★★
Michael Bay's latest installment of Transformers definitely lives up to the hype associated with most Michael Bay movies. There's plenty of CGI and 'bang for your buck'...BUT there's the also typical cheesiness that makes you feel your watching a cartoon-based movie; subpar acting from an outstanding cast; and an anemic plot-line that leaves you groaning quite often. "Transformers: Age of Extinction" does a wonderful job fixing many mistakes of past Transformers movies, there are a few plot ideas that completely rewrite the cartoons of the 80's, and...ultimately...left me feeling wholly unfulfilled.
This film picks up 5 years after the events of "Transformers: Dark Side of the Moon." Cade Yeager (Mark Walhberg) is a down and out inventor in Texas who desperately needs to find that 'big idea' so that he is able to make ends meet, save his homestead, and send his 17 year-old daughter, Tessa (Nicola Peltz) to college. In the midst of his scrounging for parts, he stumbles across a beat-up rig that he wishes to take home and disassemble for scrap. Nevertheless, while cleaning it, discovers that the truck is 'more than meets the eye' and rightly assumes he's stumbled into a long-lost Transformer. In the process of assessing his options and discovering who the transformer truly is, the CIA, headed by Harold Attinger (Kelsey Grammer) and his lackey Savoy (Titus Welliver), swoops down upon the homestead with great anger and terrible vengeance ready to destroy, maim, or kill without question. Once Optimus Prime is discovered the remainder of the movie deals with uncovering the plot by the government that finds itself 'unknowingly' in cahoots with a Deceptacon bounty-hunter, Lockdown, who will exchange a 'seed' for Optimus.
What this film lacks is MANY elements of plot that would fill the innumerable gaps.
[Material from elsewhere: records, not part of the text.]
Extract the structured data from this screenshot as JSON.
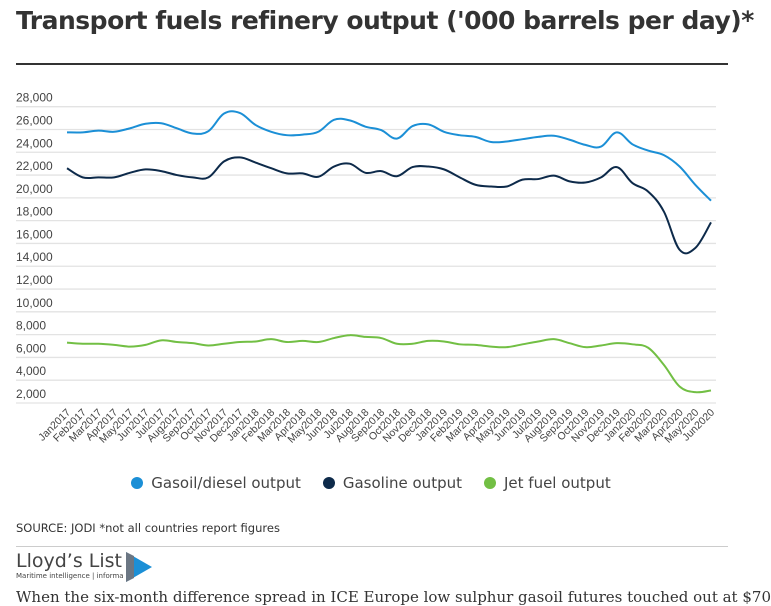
{
  "title": "Transport fuels refinery output ('000 barrels per day)*",
  "source": "SOURCE: JODI *not all countries report figures",
  "logo": {
    "name": "Lloyd’s List",
    "tagline": "Maritime intelligence | informa"
  },
  "body_text": "When the six-month difference spread in ICE Europe low sulphur gasoil futures touched out at $70",
  "chart_data": {
    "type": "line",
    "title": "Transport fuels refinery output ('000 barrels per day)*",
    "ylim": [
      2000,
      28000
    ],
    "yticks": [
      2000,
      4000,
      6000,
      8000,
      10000,
      12000,
      14000,
      16000,
      18000,
      20000,
      22000,
      24000,
      26000,
      28000
    ],
    "ytick_labels": [
      "2,000",
      "4,000",
      "6,000",
      "8,000",
      "10,000",
      "12,000",
      "14,000",
      "16,000",
      "18,000",
      "20,000",
      "22,000",
      "24,000",
      "26,000",
      "28,000"
    ],
    "grid": true,
    "legend_position": "bottom",
    "categories": [
      "Jan2017",
      "Feb2017",
      "Mar2017",
      "Apr2017",
      "May2017",
      "Jun2017",
      "Jul2017",
      "Aug2017",
      "Sep2017",
      "Oct2017",
      "Nov2017",
      "Dec2017",
      "Jan2018",
      "Feb2018",
      "Mar2018",
      "Apr2018",
      "May2018",
      "Jun2018",
      "Jul2018",
      "Aug2018",
      "Sep2018",
      "Oct2018",
      "Nov2018",
      "Dec2018",
      "Jan2019",
      "Feb2019",
      "Mar2019",
      "Apr2019",
      "May2019",
      "Jun2019",
      "Jul2019",
      "Aug2019",
      "Sep2019",
      "Oct2019",
      "Nov2019",
      "Dec2019",
      "Jan2020",
      "Feb2020",
      "Mar2020",
      "Apr2020",
      "May2020",
      "Jun2020"
    ],
    "series": [
      {
        "name": "Gasoil/diesel output",
        "color": "#1b8fd6",
        "values": [
          25750,
          25750,
          25900,
          25800,
          26100,
          26500,
          26550,
          26100,
          25650,
          25850,
          27400,
          27450,
          26400,
          25800,
          25500,
          25550,
          25800,
          26850,
          26800,
          26250,
          25950,
          25200,
          26300,
          26450,
          25800,
          25500,
          25350,
          24900,
          24950,
          25150,
          25350,
          25450,
          25100,
          24650,
          24500,
          25750,
          24700,
          24150,
          23750,
          22750,
          21150,
          19750
        ]
      },
      {
        "name": "Gasoline output",
        "color": "#0d2a4a",
        "values": [
          22600,
          21800,
          21800,
          21800,
          22200,
          22500,
          22350,
          22000,
          21800,
          21800,
          23200,
          23550,
          23100,
          22600,
          22150,
          22150,
          21850,
          22750,
          23000,
          22200,
          22350,
          21900,
          22700,
          22750,
          22500,
          21800,
          21150,
          21000,
          21000,
          21600,
          21650,
          21950,
          21450,
          21350,
          21800,
          22700,
          21300,
          20550,
          18800,
          15450,
          15600,
          17850
        ]
      },
      {
        "name": "Jet fuel output",
        "color": "#72bf44",
        "values": [
          7300,
          7200,
          7200,
          7100,
          6950,
          7100,
          7500,
          7350,
          7250,
          7050,
          7200,
          7350,
          7400,
          7600,
          7350,
          7450,
          7350,
          7700,
          7950,
          7800,
          7700,
          7200,
          7200,
          7450,
          7400,
          7150,
          7100,
          6950,
          6900,
          7150,
          7400,
          7600,
          7250,
          6900,
          7050,
          7250,
          7150,
          6850,
          5350,
          3450,
          2950,
          3100
        ]
      }
    ]
  }
}
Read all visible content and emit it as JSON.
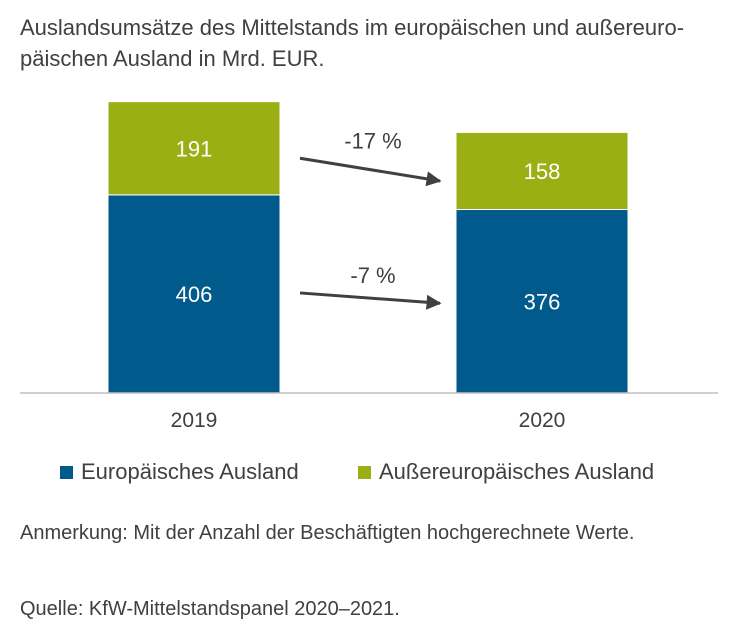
{
  "title": "Auslandsumsätze des Mittelstands im europäischen und außereuro-päischen Ausland in Mrd. EUR.",
  "note": "Anmerkung: Mit der Anzahl der Beschäftigten hochgerechnete Werte.",
  "source": "Quelle: KfW-Mittelstandspanel 2020–2021.",
  "colors": {
    "europe": "#005a8c",
    "outside": "#9aaf13",
    "arrow": "#404040",
    "axis": "#bfbfbf"
  },
  "chart_data": {
    "type": "bar",
    "stacked": true,
    "categories": [
      "2019",
      "2020"
    ],
    "series": [
      {
        "name": "Europäisches Ausland",
        "values": [
          406,
          376
        ]
      },
      {
        "name": "Außereuropäisches Ausland",
        "values": [
          191,
          158
        ]
      }
    ],
    "ylim": [
      0,
      600
    ],
    "grid": false,
    "legend": "bottom",
    "annotations": [
      {
        "text": "-17 %",
        "series": "Außereuropäisches Ausland"
      },
      {
        "text": "-7 %",
        "series": "Europäisches Ausland"
      }
    ]
  }
}
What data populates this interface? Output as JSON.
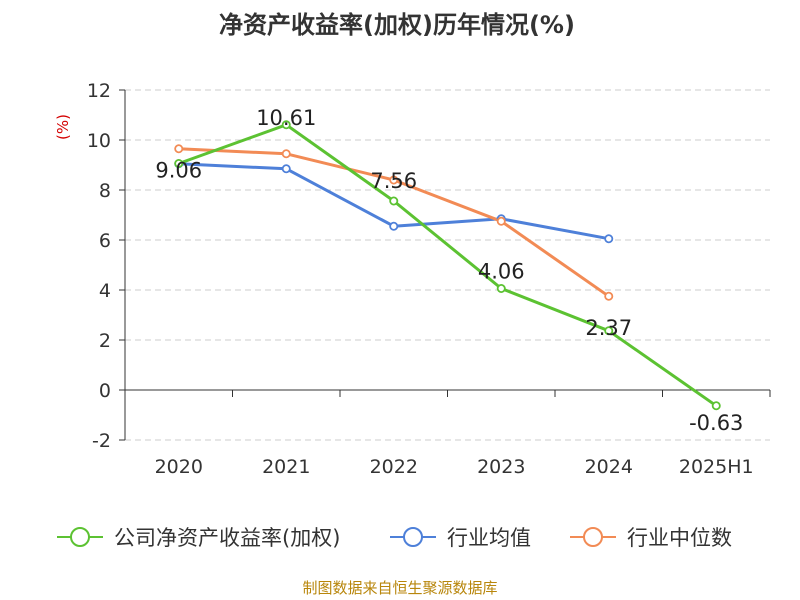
{
  "chart_data": {
    "type": "line",
    "title": "净资产收益率(加权)历年情况(%)",
    "ylabel": "(%)",
    "categories": [
      "2020",
      "2021",
      "2022",
      "2023",
      "2024",
      "2025H1"
    ],
    "ylim": [
      -2,
      12
    ],
    "yticks": [
      -2,
      0,
      2,
      4,
      6,
      8,
      10,
      12
    ],
    "grid": true,
    "legend_position": "bottom",
    "series": [
      {
        "name": "公司净资产收益率(加权)",
        "color": "#5cc232",
        "values": [
          9.06,
          10.61,
          7.56,
          4.06,
          2.37,
          -0.63
        ],
        "labels": [
          "9.06",
          "10.61",
          "7.56",
          "4.06",
          "2.37",
          "-0.63"
        ]
      },
      {
        "name": "行业均值",
        "color": "#4e80d9",
        "values": [
          9.05,
          8.85,
          6.55,
          6.85,
          6.05,
          null
        ]
      },
      {
        "name": "行业中位数",
        "color": "#f28b55",
        "values": [
          9.65,
          9.45,
          8.4,
          6.75,
          3.75,
          null
        ]
      }
    ]
  },
  "source": "制图数据来自恒生聚源数据库"
}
Ehren Kruger, who penned the screenplays for the last 2 Transformers films, attempted to make many necessary correlations with the other 2 films, and fix a few gaps in those...but then left many new gaps in the process. Where does the Lockdown/CIA pact come into play? Where does Kelsey Grammer's character come from since it's stated he's 'been around for 20 years' yet not in the other 3 movies? How does KSI (Stanley Tucci's business) get an exclusive contract to forge the metal of the destroyed Autobots and Deceptacons? The foreshadowing of the 'seed' at the beginning of the movie, and the subsequent discovery of those happenings by Dr. Tirrel (Sophia Myles), really doesn't add much to the film as a whole - rather it is a completely unnecessary plot fragment that should have been edited out. From where do the dinobots come? Is that what the beginning of the movie was really trying to do was show us? Their evolution as a means of setting up the next 2 films in the franchise?
And then we have the newly introduced 'pretty face' of the film in Tessa Yeager (Nicola Peltz). who comes to us from "Deck the Halls (2006)" and the horrible "Last Airbender (2010)." While gorgeous, her obvious lack of acting talent and running about like a damsel in distress the ENTIRE film--while simultaneously attempting to act like she's got it together--takes away from the story. BUT...sadly...her distress is what ties helps tie the 2nd and 3rd acts of the film together with the first. I guess Michael Bay follows a formula of 'bring a beautiful face into the movie to distract people from the subpar plot'...Megan Fox, and Rosey Huntington-Whiteley anyone...
Additional to the plot issues, the film editing powerhouse trio of Roger Barton, William Goldenberg and Paul Rubell (who have worked on many Oscar winning and nominated films) definitely dropped the proverbial ball at numerous points in this editing process. There was bad CGI fitted into live action scenes that made many elements of the Transformers themselves seem cartoonish in contrast (as seen at the right)...
I will admit that the visual effects team, sound editing team, and set design did an amazing job. The Transformers themselves seemed more lifelike than ever and the transformation from man-like creature to camouflaged robot was more seamless than ever...but is that enough to make the movie truly great?
My favorite part of the film was the climactic battle in Hong Kong when the Dinobots appear full fledged into the fray. I always loved those big lumbering idiots as a kid, and while they do not talk in the film, and all of them have fire-breath...where in the cartoons only Grimlock and Slag ever used it...they were the CGI equivalent of a gold mine. In fact, most of the audience in the theater I was seated cheered when they appeared on screen. This last 25 minutes made the film worthwhile--as a childhood nostalgia revisited. And yet...you can see the editing of Grimlock into the film is much like before...cartoon like. Yikes!!